This study examines the language used in two distinct weight loss text corpuses - one turn-of-the-century books, the other current magazine weight loss verticals - using two different modes of analysis: HTRC Analytics and Voyant Tools.
The first corpus consists of eight weight loss texts published between 1889 and 1921. These texts were chosen for their presence in searches conducted in the HathiTrust (a database of digitized texts from research libraries) for "reduce" "fat," and "diet" within the desired timeframe of 1885-1925, as the literature suggests that weight loss efforts began in earnest in the 1880s and had truly become an industry by the 1920s (see Background). The literature also determined the search terms, as it appeared that the actual term "weight loss" was not often used, while "reduce," "fat" and "diet" came up frequently. Many of the texts that came up in these searches did not in fact deal with elective human weight loss, and they were screened out for this reason. The eight remaining texts were then compiled into a collection entitled "Turn of the century weight loss."

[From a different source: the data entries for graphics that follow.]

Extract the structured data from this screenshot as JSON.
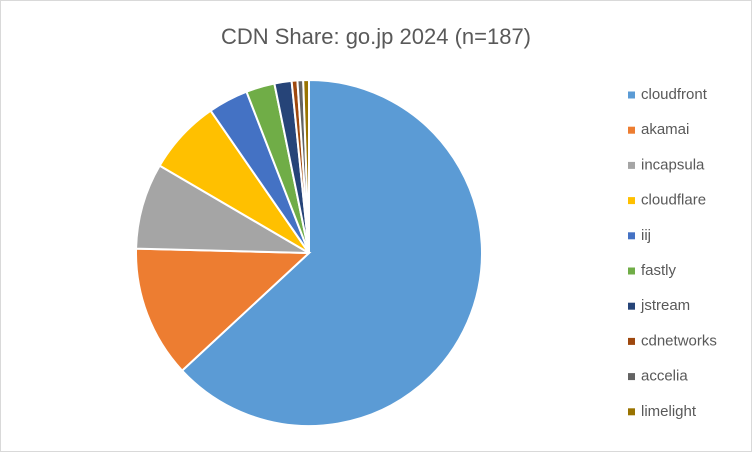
{
  "chart_data": {
    "type": "pie",
    "title": "CDN Share: go.jp 2024 (n=187)",
    "categories": [
      "cloudfront",
      "akamai",
      "incapsula",
      "cloudflare",
      "iij",
      "fastly",
      "jstream",
      "cdnetworks",
      "accelia",
      "limelight"
    ],
    "values": [
      118,
      23,
      15,
      13,
      7,
      5,
      3,
      1,
      1,
      1
    ],
    "colors": [
      "#5b9bd5",
      "#ed7d31",
      "#a5a5a5",
      "#ffc000",
      "#4472c4",
      "#70ad47",
      "#264478",
      "#9e480e",
      "#636363",
      "#997300"
    ],
    "legend": "right"
  }
}
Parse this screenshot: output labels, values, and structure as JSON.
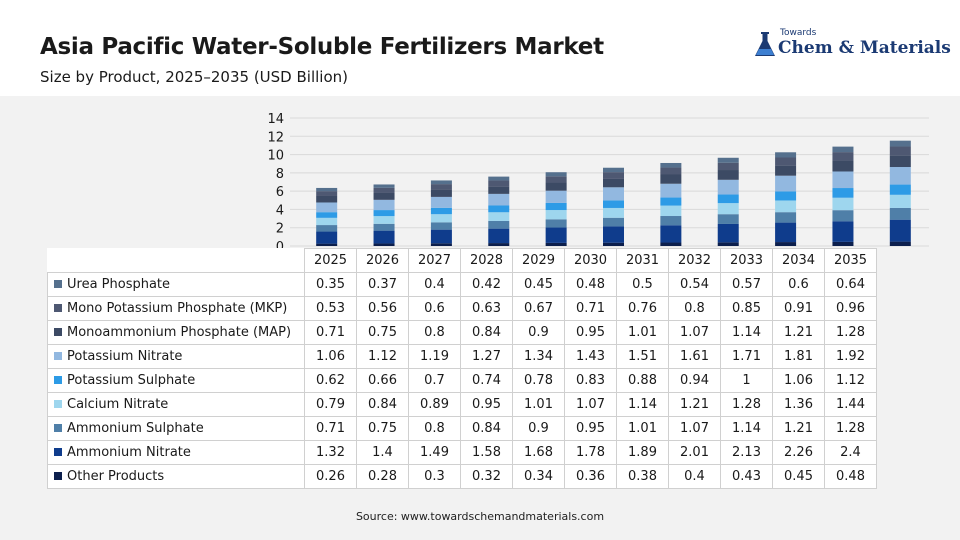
{
  "header": {
    "title": "Asia Pacific Water-Soluble Fertilizers Market",
    "subtitle": "Size by Product, 2025–2035 (USD Billion)"
  },
  "logo": {
    "line1": "Towards",
    "line2": "Chem & Materials",
    "color": "#1b3a73"
  },
  "source": "Source: www.towardschemandmaterials.com",
  "chart_data": {
    "type": "bar",
    "stacked": true,
    "categories": [
      "2025",
      "2026",
      "2027",
      "2028",
      "2029",
      "2030",
      "2031",
      "2032",
      "2033",
      "2034",
      "2035"
    ],
    "ylim": [
      0,
      14
    ],
    "yticks": [
      "0",
      "2",
      "4",
      "6",
      "8",
      "10",
      "12",
      "14"
    ],
    "grid": true,
    "series": [
      {
        "name": "Other Products",
        "color": "#0c1f4d",
        "values": [
          0.26,
          0.28,
          0.3,
          0.32,
          0.34,
          0.36,
          0.38,
          0.4,
          0.43,
          0.45,
          0.48
        ]
      },
      {
        "name": "Ammonium Nitrate",
        "color": "#0f3c8c",
        "values": [
          1.32,
          1.4,
          1.49,
          1.58,
          1.68,
          1.78,
          1.89,
          2.01,
          2.13,
          2.26,
          2.4
        ]
      },
      {
        "name": "Ammonium Sulphate",
        "color": "#4f7fa8",
        "values": [
          0.71,
          0.75,
          0.8,
          0.84,
          0.9,
          0.95,
          1.01,
          1.07,
          1.14,
          1.21,
          1.28
        ]
      },
      {
        "name": "Calcium Nitrate",
        "color": "#9ed6ee",
        "values": [
          0.79,
          0.84,
          0.89,
          0.95,
          1.01,
          1.07,
          1.14,
          1.21,
          1.28,
          1.36,
          1.44
        ]
      },
      {
        "name": "Potassium Sulphate",
        "color": "#2d9be6",
        "values": [
          0.62,
          0.66,
          0.7,
          0.74,
          0.78,
          0.83,
          0.88,
          0.94,
          1,
          1.06,
          1.12
        ]
      },
      {
        "name": "Potassium Nitrate",
        "color": "#92b8e0",
        "values": [
          1.06,
          1.12,
          1.19,
          1.27,
          1.34,
          1.43,
          1.51,
          1.61,
          1.71,
          1.81,
          1.92
        ]
      },
      {
        "name": "Monoammonium Phosphate (MAP)",
        "color": "#3c4a64",
        "values": [
          0.71,
          0.75,
          0.8,
          0.84,
          0.9,
          0.95,
          1.01,
          1.07,
          1.14,
          1.21,
          1.28
        ]
      },
      {
        "name": "Mono Potassium Phosphate (MKP)",
        "color": "#4e5872",
        "values": [
          0.53,
          0.56,
          0.6,
          0.63,
          0.67,
          0.71,
          0.76,
          0.8,
          0.85,
          0.91,
          0.96
        ]
      },
      {
        "name": "Urea Phosphate",
        "color": "#55708d",
        "values": [
          0.35,
          0.37,
          0.4,
          0.42,
          0.45,
          0.48,
          0.5,
          0.54,
          0.57,
          0.6,
          0.64
        ]
      }
    ],
    "table_values": {
      "Urea Phosphate": [
        "0.35",
        "0.37",
        "0.4",
        "0.42",
        "0.45",
        "0.48",
        "0.5",
        "0.54",
        "0.57",
        "0.6",
        "0.64"
      ],
      "Mono Potassium Phosphate (MKP)": [
        "0.53",
        "0.56",
        "0.6",
        "0.63",
        "0.67",
        "0.71",
        "0.76",
        "0.8",
        "0.85",
        "0.91",
        "0.96"
      ],
      "Monoammonium Phosphate (MAP)": [
        "0.71",
        "0.75",
        "0.8",
        "0.84",
        "0.9",
        "0.95",
        "1.01",
        "1.07",
        "1.14",
        "1.21",
        "1.28"
      ],
      "Potassium Nitrate": [
        "1.06",
        "1.12",
        "1.19",
        "1.27",
        "1.34",
        "1.43",
        "1.51",
        "1.61",
        "1.71",
        "1.81",
        "1.92"
      ],
      "Potassium Sulphate": [
        "0.62",
        "0.66",
        "0.7",
        "0.74",
        "0.78",
        "0.83",
        "0.88",
        "0.94",
        "1",
        "1.06",
        "1.12"
      ],
      "Calcium Nitrate": [
        "0.79",
        "0.84",
        "0.89",
        "0.95",
        "1.01",
        "1.07",
        "1.14",
        "1.21",
        "1.28",
        "1.36",
        "1.44"
      ],
      "Ammonium Sulphate": [
        "0.71",
        "0.75",
        "0.8",
        "0.84",
        "0.9",
        "0.95",
        "1.01",
        "1.07",
        "1.14",
        "1.21",
        "1.28"
      ],
      "Ammonium Nitrate": [
        "1.32",
        "1.4",
        "1.49",
        "1.58",
        "1.68",
        "1.78",
        "1.89",
        "2.01",
        "2.13",
        "2.26",
        "2.4"
      ],
      "Other Products": [
        "0.26",
        "0.28",
        "0.3",
        "0.32",
        "0.34",
        "0.36",
        "0.38",
        "0.4",
        "0.43",
        "0.45",
        "0.48"
      ]
    },
    "table_row_order": [
      "Urea Phosphate",
      "Mono Potassium Phosphate (MKP)",
      "Monoammonium Phosphate (MAP)",
      "Potassium Nitrate",
      "Potassium Sulphate",
      "Calcium Nitrate",
      "Ammonium Sulphate",
      "Ammonium Nitrate",
      "Other Products"
    ]
  }
}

HTRC (which stands for HathiTrust Research Center) Analytics was chosen to analyze this collection by virtue of being the most straightforward way to analyze most HathiTrust materials. Collections created in HathiTrust can be imported as worksets, which can then be analyzed by any of four distinct algorithms: Extracted Features Download Helper, InPho Topic Model Explorer, Named Entity Recognizer, and Token Count and Tag Cloud Creator.
Because the goal of this project is to examine the language used to write about weight loss, it was determined that the InPho Topic Model Explorer and the Token Count and Tag Cloud Creator would produce the most useful data. The workset was thus analyzed via these two algorithms. When processing the collection via the Topic Model Explorer, the default mode of 200 iterations and "20 40 60 80" number of topics were selected. When processing the collection via the Token Count and Tag Cloud Creator, the default list of stop words and the default 200 maximum number of tokens to display were selected. Additionally all tokens were set to be lowercased before counting commenced. The resultant output of both these algorithms can be found on the Results section of this site.
The second corpus consists of two webpages: the weight loss verticals for Women's Health and for Men's Health. These webpages were chosen because of the mainstream appeal and reputability of the publications (see the Women's Health media kit and Men's Health media kit for statistics) as well as the large collection of article titles that appear under each vertical, providing a rich diversity of topics under the theme of weight loss. While such popular material may appear to differ significantly from the research library texts digitized by HathiTrust, the literature examined for project background suggests that the latter would have been quite mainstream when published, with some of the chosen HathiTrust texts even mentioned by name in such broad cultural studies as The Hundred Year Diet: America's Voracious Appetite for Losing Weight.
Voyant Tools was chosen to analyze this corpus because of its accessible interface, the ease of importing webpages into its system as analyzable materials, and the large variety of analyzation tools it provides. Within the default skin of the Voyant Interface (i.e. the array of tools first presented to the user), it was determined that Cirrus, Trends and the Summary would yield the most pertinent data for this project. These tools were initially run simultaneously with only the stopword list that Voyant automatically puts into place - a collection of letters, symbols, and commonly used non-nouns such as "the" and "a."
It was, however, quickly determined that many of the words showing up in the Cirrus word cloud, the Trends line graph and the Summary overview were not pertinent to this study. These words included names of regular article contributors, date abbreviations, publisher name, and commonly used website navigation language. The following stopwords were thus added to Voyant's default list: mar, apr, advertisement, subscribe, hearst, newsletter, ad, stacey, leasca, mike, briana, brenza, marty, darling, jameson, jenna, below, continue, reading, photo, search.
Tools that do not appear in Voyant's default skin - such as Bubblelines, Collocate, and Knots - were also explored, but the results of testing with these tools revealed them to be unnecessary for this particular study. More discussion of these tools can be found on the Future Possibilities page of this website.